Jan Zwartendijk (1896–1976) was a Dutch businessman who worked for Philips, a manufacturer of light bulbs and radios. In May 1939, he became Philips' director of Lithuanian operations. The company's operations, including a workshop of 20 employees, were disrupted in the spring of 1940 after Germany's invasion of the Netherlands prevented the export of radio components to Lithuania.
With the support of L. P. J. De Decker, the Dutch Ambassador in Riga, Latvia, Zwartendijk aided Jewish refugees by issuing permits for them to enter Curaçao, a Dutch colonial possession in the West Indies. The permits declared, "an entrance visa is not required for the admission of aliens to Surinam, Curaçao, and other Dutch possessions in America." The permits failed to mention that admission was the prerogative of the colonial governors, who rarely allowed it.
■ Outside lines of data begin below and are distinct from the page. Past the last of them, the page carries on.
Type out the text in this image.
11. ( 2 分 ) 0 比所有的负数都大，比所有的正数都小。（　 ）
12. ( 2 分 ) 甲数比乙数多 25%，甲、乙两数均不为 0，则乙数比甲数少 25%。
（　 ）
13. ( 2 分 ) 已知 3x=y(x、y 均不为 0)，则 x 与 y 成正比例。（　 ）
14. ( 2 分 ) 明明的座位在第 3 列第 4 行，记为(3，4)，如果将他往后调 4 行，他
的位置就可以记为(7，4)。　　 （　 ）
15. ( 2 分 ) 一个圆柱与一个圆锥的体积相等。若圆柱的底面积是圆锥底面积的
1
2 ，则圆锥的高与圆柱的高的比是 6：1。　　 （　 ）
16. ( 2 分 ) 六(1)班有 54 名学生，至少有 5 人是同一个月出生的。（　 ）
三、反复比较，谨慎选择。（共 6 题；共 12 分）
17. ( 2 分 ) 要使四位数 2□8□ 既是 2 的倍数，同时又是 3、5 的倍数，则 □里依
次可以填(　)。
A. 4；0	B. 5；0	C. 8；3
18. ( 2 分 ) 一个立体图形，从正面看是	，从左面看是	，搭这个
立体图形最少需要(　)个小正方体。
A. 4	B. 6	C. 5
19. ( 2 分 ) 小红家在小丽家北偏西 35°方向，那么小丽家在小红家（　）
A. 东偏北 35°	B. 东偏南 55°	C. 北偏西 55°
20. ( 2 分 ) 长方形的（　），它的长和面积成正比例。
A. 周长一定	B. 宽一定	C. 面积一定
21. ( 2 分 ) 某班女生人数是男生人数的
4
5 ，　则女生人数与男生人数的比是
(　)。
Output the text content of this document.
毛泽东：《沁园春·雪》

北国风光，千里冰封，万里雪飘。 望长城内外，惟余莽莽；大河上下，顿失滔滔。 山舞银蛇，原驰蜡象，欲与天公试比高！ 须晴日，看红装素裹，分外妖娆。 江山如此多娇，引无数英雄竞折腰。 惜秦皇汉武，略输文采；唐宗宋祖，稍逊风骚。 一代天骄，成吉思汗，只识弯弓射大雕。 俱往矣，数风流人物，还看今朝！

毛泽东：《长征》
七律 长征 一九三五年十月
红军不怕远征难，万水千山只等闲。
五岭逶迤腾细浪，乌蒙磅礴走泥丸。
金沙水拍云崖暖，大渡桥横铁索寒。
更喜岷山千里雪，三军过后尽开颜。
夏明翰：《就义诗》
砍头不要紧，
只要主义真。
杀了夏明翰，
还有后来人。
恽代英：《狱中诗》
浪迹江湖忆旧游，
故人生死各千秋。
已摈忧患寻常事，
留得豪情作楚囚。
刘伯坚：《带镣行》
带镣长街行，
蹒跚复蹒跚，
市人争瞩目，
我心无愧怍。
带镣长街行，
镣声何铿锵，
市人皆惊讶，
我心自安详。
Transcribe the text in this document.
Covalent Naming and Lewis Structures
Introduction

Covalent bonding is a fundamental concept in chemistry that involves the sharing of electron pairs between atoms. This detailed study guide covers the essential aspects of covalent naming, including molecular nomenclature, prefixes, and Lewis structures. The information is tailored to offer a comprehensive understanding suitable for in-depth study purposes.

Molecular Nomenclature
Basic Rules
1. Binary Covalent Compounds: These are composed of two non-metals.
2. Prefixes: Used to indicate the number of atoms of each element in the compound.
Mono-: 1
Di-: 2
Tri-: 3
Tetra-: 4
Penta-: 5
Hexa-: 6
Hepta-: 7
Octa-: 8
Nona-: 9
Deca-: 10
De Decker and Zwartendijk had reacted to the human crisis in their midst by issuing documents that were useless except for one purpose—they helped refugees flee from Lithuania.
In early August 1940, Soviet authorities confiscated Zwartendijk's office in Kaunas, ending his work and his issuing of "Curaçao visas." A month later, Zwartendijk returned to the German-occupied Netherlands to work in Philips' main office in Eindhoven. For years, Zwartendijk's identity was unknown, and many of those grateful for his help knew him only as "Mr. Philips Radio."
Zwartendijk's postwar recollections suggest he had little faith that the Curaçao notations would secure the refugees' freedom. He nonetheless worked feverishly to fulfill all requests. At first he wrote and signed each visa by hand; he soon had a rubber stamp made that replaced his handwritten notations, making them look more official.
For his efforts on behalf of the refugees in Kaunas, Zwartendijk was posthumously honored, in 1997, as a "Righteous Among the Nations" by Yad Vashem, the Israeli Holocaust Remembrance Authority.